ミャンマーのごまを高付加価値に! 創業160年の老舗・ごま油企業の挑戦

岩井の胡麻油のロゴ。江戸時代から受け継がれる信用と技術でミャンマーへの進出に挑戦する岩井の胡麻油のロゴ。江戸時代から受け継がれる信用と技術でミャンマーへの進出に挑戦する

「岩井の胡麻油 株式会社」を知っているだろうか。横浜市に本社を置く、実に江戸時代から続いているごま油の老舗メーカーだ。2017年に創業160年を迎えたこの会社はこのほど、国際協力機構(JICA)の支援を受けて、ミャンマーへの進出に向けた現地調査を開始する。「長年培ってきた技術と経験を使って現地のごまの品質や生産性の向上を援助して、ウィンウィンな関係を築きたい」。そう話すのは、8代目社長の岩井徹太郎氏。とはいえ、これまで海外に進出して失敗した日本のごま油企業は数知れず、海外に工場を持つことは業界ではタブーとされてきた。2月3日、横浜市内で開かれた講演会で事業の狙いを話した。

■実は肥沃なごまの一大生産地

アジア最後のフロンティアともいわれるミャンマー。その中部にはごまの栽培に適した広大な乾燥地帯が広がっており、実はごまの世界的な大産地であることはあまり知られていない。日本もその輸出先のひとつだ。一方ミャンマー国内では、ごまは輸出されるばかりで、加工して付加価値をつける取り組みはあまり行われていない。現在ミャンマー国内で消費されている食用油の大半は隣国のマレーシアから輸入される安価なパーム油で、国内で生産されたごまのほとんどは加工されずに低価格で輸出されている。そのため、多くのミャンマーのごま農家の多くは収入を満足に得られず、貧困状態だ。

この状況に目を付けたのが岩井の胡麻油だ。同社の一番の強みは、創業以来守り抜いてきた伝統製法と技術の高さだ。温度と時間が出来映えを分ける重要な「焙煎」の作業でも、長い歴史のなかで蓄積されたノウハウを持ち、化学的製法や添加物を一切使わず、香りの高いごま油を作り続けてきた。日本市場で負けない高品質を作り出すこうした加工技術を現地に導入できれば、ミャンマーの農家にとっても利益の拡大が見込まれ、現地の貧困削減も期待できるはずだと考えた。

2017年7月、岩井社長はミャンマーを訪問し、現地の生産方法が全く近代化されていないことに驚いた。

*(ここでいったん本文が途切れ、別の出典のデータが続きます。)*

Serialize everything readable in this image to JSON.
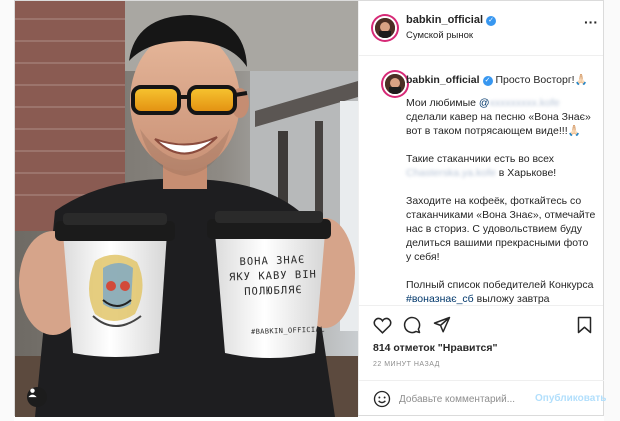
{
  "post": {
    "username": "babkin_official",
    "location": "Сумской рынок",
    "photo": {
      "cup_left_text": "",
      "cup_right_caption": "ВОНА ЗНАЄ ЯКУ КАВУ ВІН ПОЛЮБЛЯЄ",
      "cup_right_handle": "#BABKIN_OFFICIAL"
    }
  },
  "caption": {
    "username": "babkin_official",
    "headline": "Просто Восторг!🙏🏻",
    "p1_start": "Мои любимые ",
    "p1_mention": "@",
    "p1_mention_blur": "xxxxxxxxx.kofe",
    "p1_rest": " сделали кавер на песню «Вона Знає» вот в таком потрясающем виде!!!🙏🏻",
    "p2_start": "Такие стаканчики есть во всех ",
    "p2_blur": "Chasterska.ya.kofe",
    "p2_rest": " в Харькове!",
    "p3": "Заходите на кофеёк, фоткайтесь со стаканчиками «Вона Знає», отмечайте нас в сториз. С удовольствием буду делиться вашими прекрасными фото у себя!",
    "p4_start": "Полный список победителей Конкурса ",
    "p4_hashtag": "#вонaзнає_сб",
    "p4_rest": " выложу завтра вечером!🙏🏻 Ждите!🙏🏻"
  },
  "actions": {
    "likes": "814 отметок \"Нравится\"",
    "time": "22 МИНУТ НАЗАД"
  },
  "comment_box": {
    "placeholder": "Добавьте комментарий...",
    "publish_label": "Опубликовать"
  },
  "icons": {
    "like": "heart-icon",
    "comment": "comment-icon",
    "share": "paper-plane-icon",
    "save": "bookmark-icon",
    "emoji": "emoji-icon",
    "more": "more-dots-icon",
    "verified": "verified-badge-icon",
    "tag": "user-tag-icon"
  },
  "colors": {
    "verified_blue": "#3897f0",
    "link": "#00376b",
    "publish_disabled": "#b2dffc",
    "muted": "#8e8e8e"
  }
}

「現地の農家はトラクターなどの農機を購入できず、買うメリットも知らない。いまだに牛や手作業に頼る農作業だった」と岩井氏。生産技術から向上を図ることで、大幅な生産増にもつながることに可能性を感じた。

■後押しするのはJICAの支援スキーム

同社の進出を後押しするのはJICAの「中小企業海外展開支援事業」だ。途上国の開発ニーズと中小企業の製品や技術のマッチングを支援するため、2014年から行われている。背景には、日本国内での人口減少による市場規模の縮小と、途上国の市場拡大に伴って、日本企業の海外展開のチャンスが拡大していることがある。

同事業では初期段階の「基礎調査」(850万円上限)や具体的な事業を検討する「案件化調査」(3000万円上限)、最終段階である「普及・実証事業」(1億円上限)の大きく3段階に分けて支援を行っている。

岩井の胡麻油はまずは案件化調査として、1年をかけてミャンマー政府の農業灌漑省をはじめとした政府機関やごま農家と協力して、ミャンマーでのごまの栽培、収穫、乾燥から流通に至るバリューチェーンを調査することになっている。調査を経て現地への本格的な進出の検討につなげたい考えだ。

一方で、ごま企業の海外進出には過去に苦い歴史がある。1980年代後半、ごまの大生産地だった中国へ多くの日本企業が工場を建設したが、中国の市場の自由化が進んだ結果、ごまの値段が下がったことで多くの農家がごまの栽培をやめ、最終的に日本から進出した企業の全ては中国から撤退したという。そうした教訓から、ごま油企業が海外に自社工場を持つことはほとんどないとされている。「この事業が成功できる保証はない。だからこそ、これからどこの地域で、どのくらいの規模で事業ができるか、しっかりと見極めたい」と岩井氏は語った。